Top News Stories for Today – Sept 13, 2017
Sanders to introduce universal health-care
Backed by at least 15 Democratic senators, Sen. Bernie Sanders (I-Vt.) will introduce legislation Wednesday to expand Medicare into a universal health insurance program. The bill, the Medicare for All Act of 2017, would replace the current health-care system with a public system paid for by higher taxes, covering everything from prescription drugs to mental health treatment to eye care, with no co-payments.
Employers would pay higher taxes, but would no longer have to cover health insurance for workers, and there would still be private insurers for people who wanted elective treatments like plastic surgery. Doctors would be reimbursed by the government. It has no chance of passing anytime soon, but the support of several prominent Democrats signals a big shift in the politics of health care. The Washington Post, Axios, The Week
Post-Irma recovery begins in Florida
Days after Hurricane Irma made landfall in Florida, the state is starting to assess the damage and begin recovery efforts. On Tuesday, 2.3 million customers regained power, though millions remain without it. In the Keys, where 25 percent of homes were destroyed in devastating 130 mph winds and a 10-foot storm surge, residents are being allowed to return.
An estimated 94,000 people remain in Florida shelters. “We’ve got a lot of work to do, but everybody’s going to come together. We’re going to get this state rebuilt,” Florida Gov. Rick Scott said Tuesday. Meanwhile, Irma, now a post-tropical cyclone, is continuing to make its way north after dumping rain across the Southeast. President Trump is slated to visit Florida on Thursday. The New York Times, ABC News, The Week
US Supreme Court lifts limits refugee ban
The Supreme Court on Tuesday blocked a federal appeals court ruling issued last week that would have let refugees with support from resettlement agencies enter the US, despite President Trump’s travel ban. About 24,000 people could be affected by the 5-4 ruling, which was issued without comment. The Supreme Court in June lifted a block on Trump’s executive order that barred certain people from Iran, Somalia, Sudan, Syria, Libya, and Yemen from entering the country.

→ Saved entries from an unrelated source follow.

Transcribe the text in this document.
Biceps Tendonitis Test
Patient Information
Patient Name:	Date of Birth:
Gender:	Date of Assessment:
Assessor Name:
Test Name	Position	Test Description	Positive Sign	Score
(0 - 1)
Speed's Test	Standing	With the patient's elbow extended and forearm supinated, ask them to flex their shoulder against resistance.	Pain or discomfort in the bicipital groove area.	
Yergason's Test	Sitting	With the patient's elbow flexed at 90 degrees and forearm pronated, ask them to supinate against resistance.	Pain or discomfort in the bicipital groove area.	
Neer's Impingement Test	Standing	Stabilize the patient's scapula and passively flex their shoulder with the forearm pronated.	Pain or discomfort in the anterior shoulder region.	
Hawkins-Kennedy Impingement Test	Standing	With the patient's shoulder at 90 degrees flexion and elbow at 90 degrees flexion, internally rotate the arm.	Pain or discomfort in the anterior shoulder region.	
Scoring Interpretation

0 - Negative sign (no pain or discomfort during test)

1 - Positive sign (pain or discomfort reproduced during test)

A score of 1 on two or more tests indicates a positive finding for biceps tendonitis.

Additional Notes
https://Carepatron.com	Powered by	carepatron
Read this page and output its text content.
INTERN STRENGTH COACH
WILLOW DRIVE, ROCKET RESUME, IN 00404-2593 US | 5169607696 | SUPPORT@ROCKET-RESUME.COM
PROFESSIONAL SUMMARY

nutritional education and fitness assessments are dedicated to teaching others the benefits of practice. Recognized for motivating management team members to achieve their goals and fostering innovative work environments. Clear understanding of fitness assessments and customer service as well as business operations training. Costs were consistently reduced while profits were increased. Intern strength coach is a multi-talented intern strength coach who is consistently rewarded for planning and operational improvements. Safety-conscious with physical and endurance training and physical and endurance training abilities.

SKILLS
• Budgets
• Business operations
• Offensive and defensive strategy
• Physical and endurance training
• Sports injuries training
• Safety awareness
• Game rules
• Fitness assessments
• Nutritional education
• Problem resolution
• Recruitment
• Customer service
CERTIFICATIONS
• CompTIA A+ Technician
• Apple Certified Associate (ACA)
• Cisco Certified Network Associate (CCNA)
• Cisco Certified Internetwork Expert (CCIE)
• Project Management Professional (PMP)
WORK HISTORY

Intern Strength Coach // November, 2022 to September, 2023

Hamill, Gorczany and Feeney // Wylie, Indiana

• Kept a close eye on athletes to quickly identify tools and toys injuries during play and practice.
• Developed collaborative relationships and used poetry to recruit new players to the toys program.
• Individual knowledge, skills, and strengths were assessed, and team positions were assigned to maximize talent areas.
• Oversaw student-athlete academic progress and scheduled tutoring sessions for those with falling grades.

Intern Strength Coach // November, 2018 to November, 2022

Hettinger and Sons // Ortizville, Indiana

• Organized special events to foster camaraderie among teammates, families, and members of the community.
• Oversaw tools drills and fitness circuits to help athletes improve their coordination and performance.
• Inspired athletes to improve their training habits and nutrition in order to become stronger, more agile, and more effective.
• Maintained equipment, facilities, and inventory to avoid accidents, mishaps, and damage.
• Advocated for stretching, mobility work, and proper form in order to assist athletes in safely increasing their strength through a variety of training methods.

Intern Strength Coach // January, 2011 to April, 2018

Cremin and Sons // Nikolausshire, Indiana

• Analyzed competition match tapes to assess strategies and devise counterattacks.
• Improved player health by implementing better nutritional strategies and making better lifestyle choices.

The justices are scheduled to hear arguments over the legality of the executive order on October 10. On Tuesday night, five justices also blocked a lower court’s order that Texas redraw two congressional districts due to racial disenfranchisement. CNN, The Texas Tribune
Suu Kyi cancels UN trip
Aung San Suu Kyi has canceled a trip to the UN this month so she can deal with the growing crisis in her country. A spokesman for Suu Kyi, Myanmar’s de facto leader, said she’d stay home to deal with “terrorist attacks” and the humanitarian crisis in the country’s Rakhine state, where at least 370,000 people — members of the persecuted Rohingya Muslim minority — have fled to escape violence.
The latest outbreak of violence in Rakhine State was sparked by a series of alleged attacks on government border posts by Rohingya militants on August 25. The UN Security Council plans to talk about the crisis today. CNN
N. Korea warns US of greatest pain
North Korea has issued a new message of defiance in response to a new round of sanctions imposed by the UN Security Council over its nuclear and ballistic missile weapons program. The North’s foreign ministry said the new sanctions are aimed at “completely suffocating” the nation and its people “through a full-scale economic blockade” in a statement released Wednesday through the official KCNA news agency.
Han Tae Song, North Korea’s ambassador to a UN-sponsored disarmament conference in Geneva, said Tuesday the United States would experience the “greatest pain” for playing a leading role in pushing the new sanctions through the Security Council. VOA
Al Qaida warns Myanmar over Rohingya
Al Qaida militants have called for support for Myanmar’s Rohingya Muslims, who are facing a security crackdown that has sent about 400,000 of them fleeing to Bangladesh, warning that Myanmar would face “punishment” for its “crimes”. The exodus of Muslim refugees from Buddhist-majority Myanmar was sparked by a fierce security force response to a series of Rohingya militant attacks on police and army posts in the country’s west on Aug. 25.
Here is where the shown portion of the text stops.